01 : Flight

5.1K 976 159
                                    

NO EDIT










Irene menghempaskan tubuhnya secara nyaman di kursi penumpang setelah membereskan barang bawaannya di bagasi kabin. Menoleh sejenak ke arah jendela untuk melihat suasana malam dengan beberapa bintang yang bertaburan di langit.

Bukan perkara mudah untuk Irene mau kembali ke negaranya dan berhadapan dengan anggota keluarganya nanti. Dia benar-benar mempertimbangkan keputusannya selama seminggu sampai akhirnya dia memutuskan untuk datang menghadiri acara ulang tahun keponakan kesayangannya itu.

Irene membangun keberanian diri secara perlahan.

Citranya di keluarga sendiri sudah buruk. Seorang Henri bahkan tidak mau mengakui Irene sebagai putrinya di hadapan keluarga sebab Irene dinilai sudah mencoreng nama baik keluarga dengan secara terang-terangan menentang perjodohan yang terselubung pernikahan bisnis itu.

Jika mengingat akan salah satu hal yang melatar belakangi kenapa Irene memilih untuk pergi ke negara orang, kepalanya otomatis akan terasa berat. Helaan nafas pelan dia lakukan sebelum mengencangkan sabuk pengaman dan mencari posisi nyaman untuk terpejam.

Perjalannya jauh dan akan memakan waktu cukup lama di udara nanti.

Irene harus mempersiapkan fisik dan juga psikisnya.

🕘

PLAK!












"PAPA!".

Irene hanya bisa menunduk saat tamparan kedua mendarat di pipinya. Mama-nya sendiri sudah merasa khawatir bukan main dengan kondisi putri sematawayangnya.

Genggaman terhadap tas tangannya mengerat. Pandangannya secara perlahan dia naikkan untuk balas menatap Papanya yang sudah menatap dengan kilat amarah, nafas pria paruh baya itu bahkan sudah terlihat memburu. Sang Istri berusaha keras untuk meredam amarah suaminya.

Namun Irene juga merasa dia perlu menyuarakan haknya.

Dia membalas tatapan papanya dengan tak kalah sengit. Irene muak dengan segala aturan serta kekangan yang sedari dulu selalu Papanya terapkan.

"AYO TAMPAR LAGI SAMPAI PUAS, SAMPAI MATI SEKALIAN KALAU PERLU!".

"IRENE!"

"Ambil pisau di dapur, tikam aku sekalian Pa!", Irene bersuara dengan lantang, membuat Mamanya justru semakin banjir air mata. "Aku bukan boneka yang hidup cuman buat penuhin obsesinya Papa!".

"INI BUKAN SOAL OBSESI IRENE!".

"TERUS SOAL APA?! BUAT NAMA KELUARGA CEMERLANG ITU OBSESI PAPA SEJAK DULU!"

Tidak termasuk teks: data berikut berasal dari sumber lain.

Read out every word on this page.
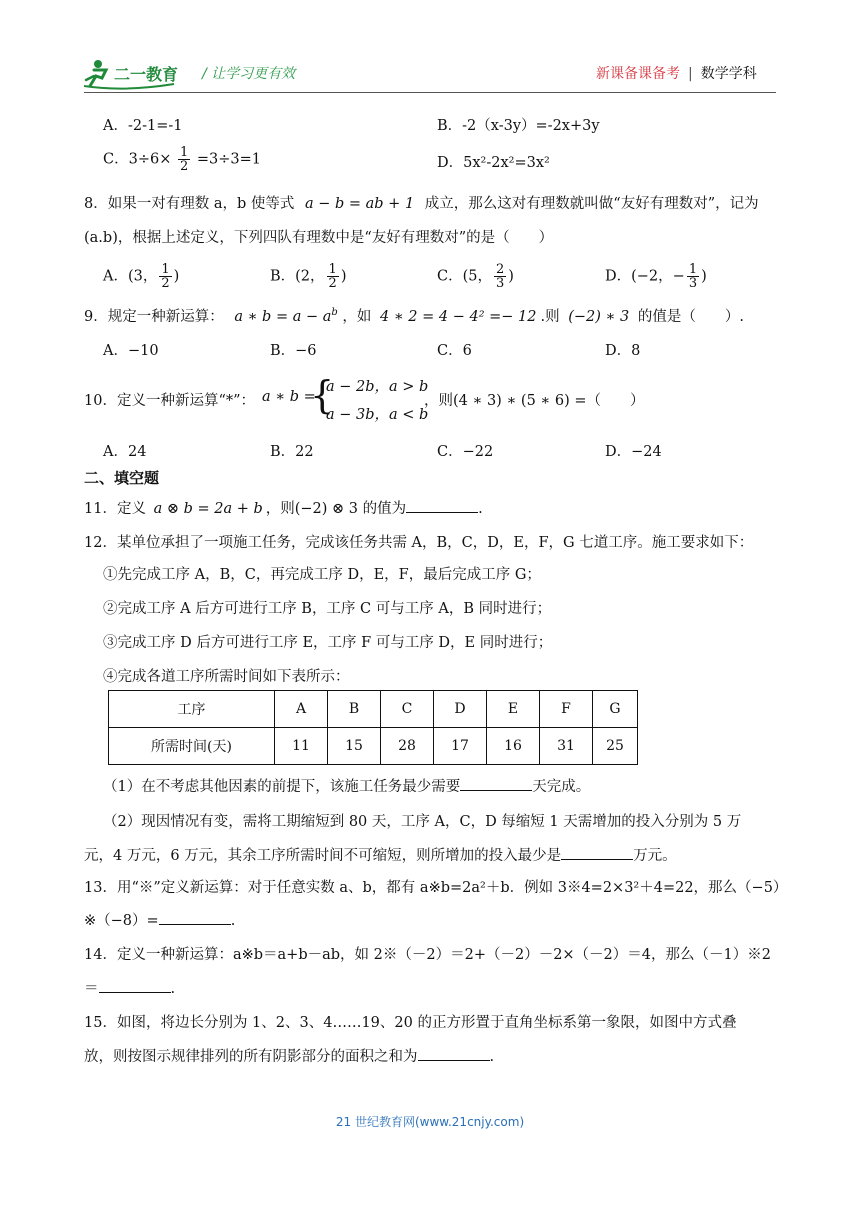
二一教育 / 让学习更有效	新课备课备考 | 数学学科
A．-2-1=-1	B．-2（x-3y）=-2x+3y
C．$3\div 6\times \frac{1}{2} =3\div 3=1$	D．5x²-2x²=3x²
8．如果一对有理数 a，b 使等式 a − b = ab + 1 成立，那么这对有理数就叫做“友好有理数对”，记为
(a.b)，根据上述定义，下列四队有理数中是“友好有理数对”的是（　　）
A．(3， $\frac{1}{2}$ )	B．(2， $\frac{1}{2}$ )	C．(5， $\frac{2}{3}$ )	D．(−2，− $\frac{1}{3}$ )
9．规定一种新运算： a ∗ $b = a - a^b$ ，如 4 ∗ 2 = 4 − 4² =− 12 .则 (−2) ∗ 3 的值是（　　）.
A．−10	B．−6	C．6	D．8
10．定义一种新运算“*”： a ∗ b =
{
a − 2b，a > b
a − 3b，a < b
，则(4 ∗ 3) ∗ (5 ∗ 6) =（　　）
A．24	B．22	C．−22	D．−24
二、填空题
11．定义 a ⊗ b = 2a + b ，则(−2) ⊗ 3 的值为	.
12．某单位承担了一项施工任务，完成该任务共需 A，B，C，D，E，F，G 七道工序。施工要求如下：
①先完成工序 A，B，C，再完成工序 D，E，F，最后完成工序 G；
②完成工序 A 后方可进行工序 B，工序 C 可与工序 A，B 同时进行；
③完成工序 D 后方可进行工序 E，工序 F 可与工序 D，E 同时进行；
④完成各道工序所需时间如下表所示：
工序	A	B	C	D	E	F	G
所需时间(天)	11	15	28	17	16	31	25
（1）在不考虑其他因素的前提下，该施工任务最少需要	天完成。
（2）现因情况有变，需将工期缩短到 80 天，工序 A，C，D 每缩短 1 天需增加的投入分别为 5 万
元，4 万元，6 万元，其余工序所需时间不可缩短，则所增加的投入最少是	万元。
13．用“※”定义新运算：对于任意实数 a、b，都有 a※b=2a²＋b．例如 3※4=2×3²＋4=22，那么（−5）
※（−8）=	.
14．定义一种新运算：a※b＝a+b－ab，如 2※（－2）＝2+（－2）－2×（－2）＝4，那么（－1）※2
＝	.
15．如图，将边长分别为 1、2、3、4……19、20 的正方形置于直角坐标系第一象限，如图中方式叠
放，则按图示规律排列的所有阴影部分的面积之和为	.
21 世纪教育网(www.21cnjy.com)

Seruan keras yang Irene suarakan malah semakin menaikkan emosi Papa-nya.

Kali ini satu tamparan kembali mendarat dan Irene tidak bisa menopang tubuhnya. Dia melemah. Dia terjatuh ke sofa dan menangis setelahnya. Mamanya yang mau merangkul anaknya justru di larang oleh si kepala keluarga.

"Semakin hari kamu di biarkan semakin liar. Apa kamu tau kalau Papa bahkan kesulitan untuk menutup citra buruk kamu itu?! Papa hanya tidak mau kamu di pandang buruk oleh orang Irene. Papa mau kamu di pandang sebagai wanita terhormat karena kamu terlahir di keluarga terhormat!".

"AKU GAK PEDULI ORANG MAU MANDANG AKU KAYAK APA. AKU CUMAN MAU JALANIN HIDUP YANG AKU MAU, BUKAN YANG KAYAK PAPA MAU!".

"IRENE!".

"Papa udah stop, dia Irene Pa. Putri kita... Putri kecil kesayangan Papa."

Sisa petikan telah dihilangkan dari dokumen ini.